ESG ratings firms provide information to investors, analysts, and corporate managers about the relation between corporations and non-investor stakeholders interests. Recently, ESG ratings providers have come under scrutiny over concerns of the reliability of their assessments. In this Closer Look, we examine these concerns. We review the demand for ESG information, the stated objectives of ESG ratings providers, how ratings are determined, the evidence of what they achieve, and structural aspects of the industry that potentially influence ratings. Our purpose is to help companies, investors, and regulators better understand the use of ESG ratings and to highlight areas where they can improve. We find that while ESG ratings providers may convey important insights into the nonfinancial impact of companies, significant shortcomings exist in their objectives, methodologies, and incentives which detract from the informativeness of their assessments.

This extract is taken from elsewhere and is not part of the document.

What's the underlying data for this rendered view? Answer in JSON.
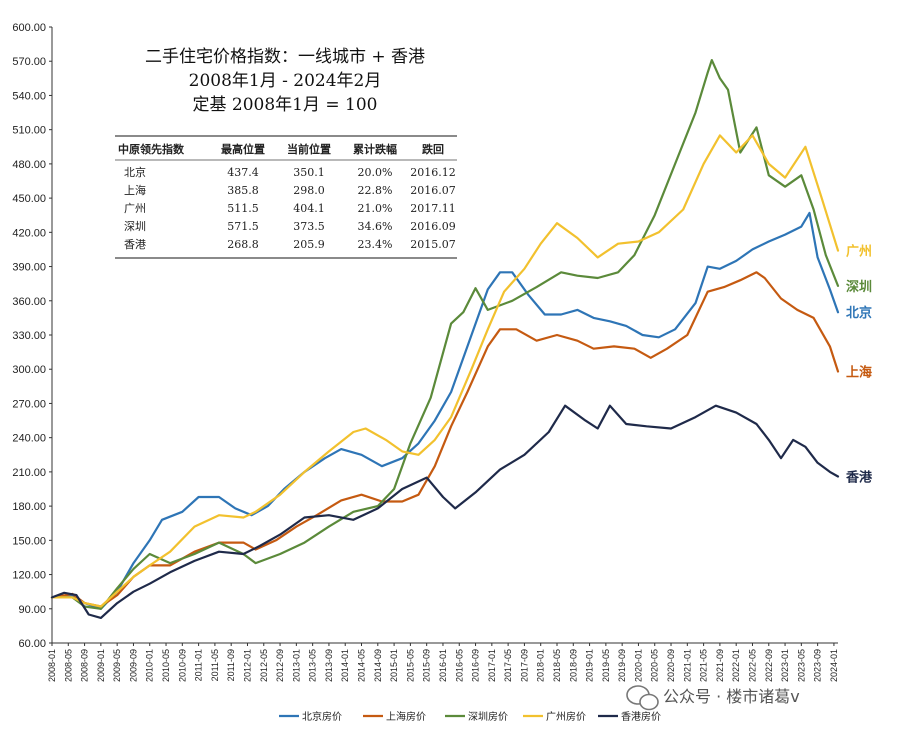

- Why do ESG ratings often fail to meet their stated objectives? Is it due to methodological choices these firms make, or the sheer challenge of measuring a concept as broad and all-encompassing as “ESG?”
- Are fund managers properly motivated to ensure ESG ratings are reliable in predicting risk and performance? What steps do they take to validate ratings before using them?
- Despite their weaknesses, do ESG ratings have a role to play in reporting and compliance purposes?
- Would more expansive corporate disclosure improve the quality of ESG ratings? Is it even possible for companies to disclosure the vast number of stakeholder-related metrics that feed into ESG ratings?
- Should the SEC establish policies, procedures, and protections to reduce conflicts of interest and improve market confidence in the quality of ESG ratings?